The light in her eyes died out; she straightened up; her lithe young body trembled.
“I have never before told this to any one,” she said, faintly; “my father does not listen when I speak. You are Jack Marche, are you not?”
He did not answer, but stood awkwardly, folding and unfolding the crumpled maps.
“You are the vicomte’s nephew — a guest at the Château Morteyn?” she asked.
“Yes,” said Marche.
“Then you are Monsieur Jack Marche?”
He took off his shooting-cap and laughed frankly. “You find me carrying a gun on your grounds,” he said; “I’m sure you take me for a poacher.”
She glanced at his leggings.
“Now,” he began, “I ask permission to explain; I am afraid that you will be inclined to doubt my explanation. I almost doubt it myself, but here it is. Do you know that there are wolves in these woods?”
“Wolves?” she repeated, horrified.
“I saw one; I followed it to this carrefour.”
She leaned against a tree; her hands fell to her sides.
There was a silence; then she said, “You will not believe what I am going to say — you will call it superstition — perhaps stupidity. But do you know that wolves have never appeared along the Moselle except before a battle? Seventy years ago they were seen before the battle of Colmar. That was the last time. And now they appear again.”
“I may have been mistaken,” he said, hastily; “those shaggy sheep-dogs from the Moselle are very much like timber-wolves in colour. Tell me, Mademoiselle de Nesville, why should you believe that we are going to have a war? Two weeks ago the Emperor spoke of the perfect tranquillity of Europe.” He smiled and added, “France seeks no quarrels. Because a brute of a German comes sneaking into these woods to satisfy his national thirst for prying, I don’t see why war should result.”

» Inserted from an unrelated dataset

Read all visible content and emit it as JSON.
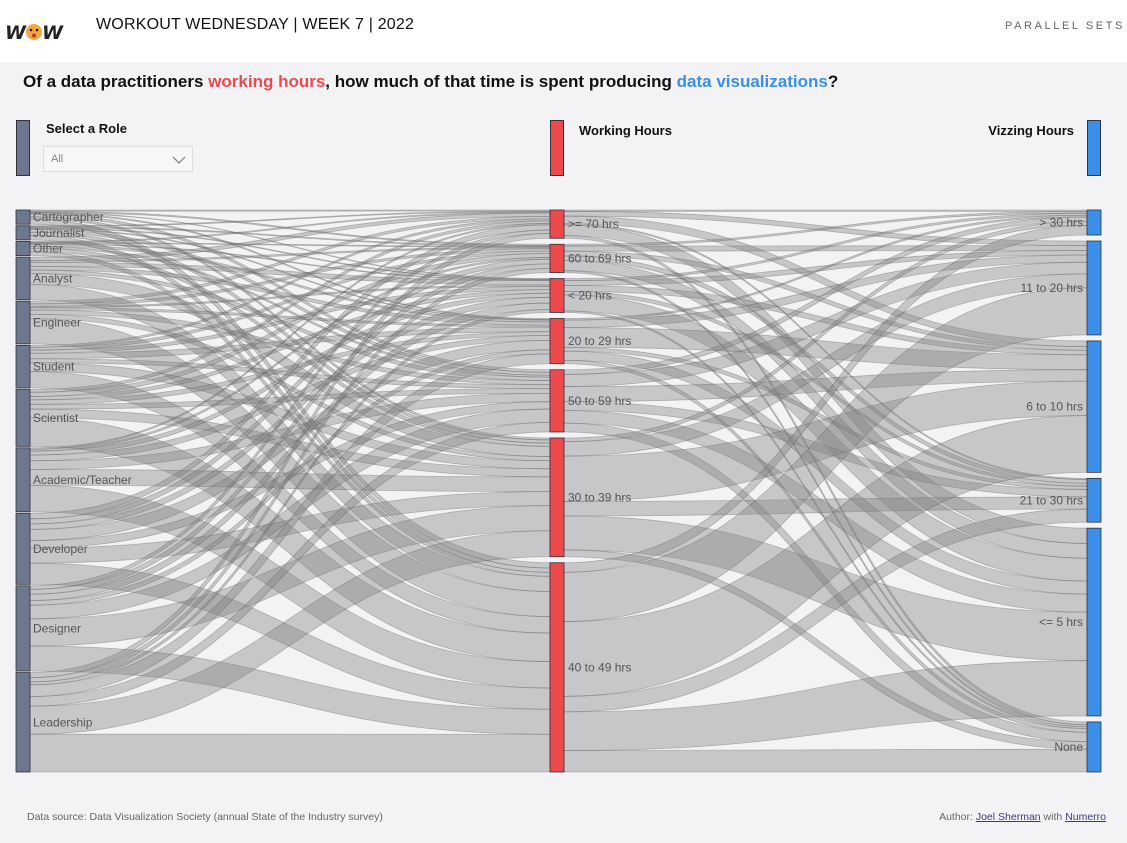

“War did result,” she said, smiling also, and glancing at his torn shooting-coat; “I haven’t even tha
nked you yet, Monsieur Marche — for your victory.”

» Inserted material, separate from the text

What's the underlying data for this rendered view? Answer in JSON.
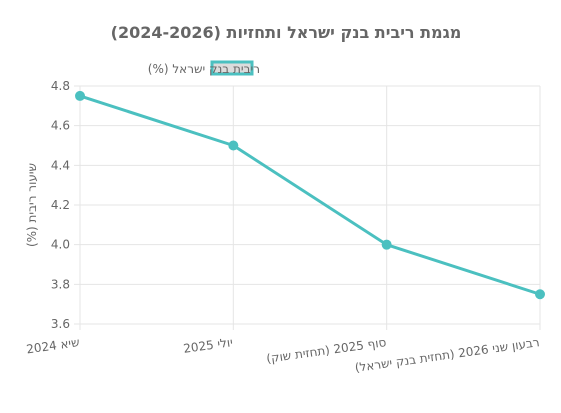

With a sudden gesture, proud, yet half shy, she held out one hand, and he took it in his own hands, bronzed and brier scratched.
“I thought,” she said, withdrawing her fingers, “that I ought to give you an American ‘shake hands.’ I suppose you are wondering why we haven’t met before. There are reasons.”

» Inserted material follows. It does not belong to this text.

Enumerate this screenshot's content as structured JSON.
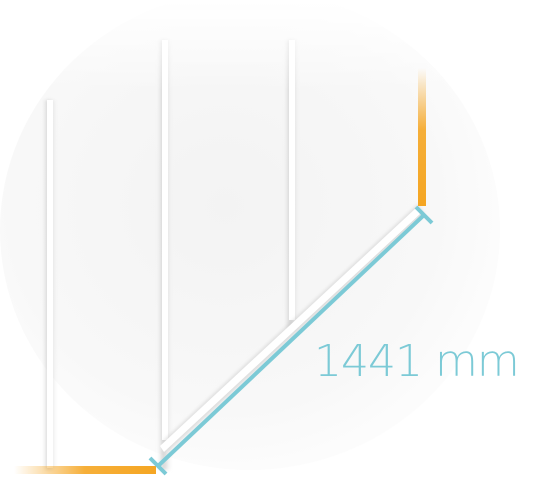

She looked down at her scarlet skirt, touched a triangular tear in it, and, partly turning her head, raised her arms and twisted the tangled hair into a heavy burnished knot at her neck.
“You wear the costume of Lorraine,” he ventured.
“Is it not pretty? I love it. Alone in the house I always wear it, the scarlet skirts banded with black, the velvet bodice and silver chains — oh! he has broken my chain, too!”
He leaned on his gun, watching her, fascinated with the grace of her white fingers twisting her hair.
“To think that you should have first seen me so! What will they say at the Château Morteyn?”
“But I shall tell nobody,” laughed Marche.
“Then you are very honourable, and I thank you. Mon Dieu, they talk enough about me — you have heard them — do not deny it, Monsieur Marche. It is always, ‘Lorraine did this, Lorraine did that, Lorraine is shocking, Lorraine is silly, Lorraine—’ O Dieu! que sais’je! Poor Lorraine!”
“Poor Lorraine!” he repeated, solemnly. They both laughed outright.
“I know all about the house-party at the Château Morteyn,” she resumed, mending a tear in her velvet bodice with a hair-pin. “I was invited, as you probably know, Monsieur Marche; but I did not go, and doubtless the old vicomte is saying, ‘I wonder why Lorraine does not come?’ and Madame de Morteyn replies, ‘Lorraine is a very uncertain quantity, my dear’ — oh, I am sure that they are saying these things.”
“I think I heard some such dialogue yesterday,” said Marche, much amused. Lorraine raised her head and looked at him.
“You think I am a crazy child in tatters, neglected and wild as a falcon from the Vosges. I know you do. Everybody says so, and everybody pities me and my father. Why? Parbleu! he makes experiments with air-ships that they don’t understand. Voilà! As for me, I am more than happy. I have my forest and my fields; I have my horses and my books. I dress as I choose; I go where I choose. Am I not happy, Monsieur Marche?”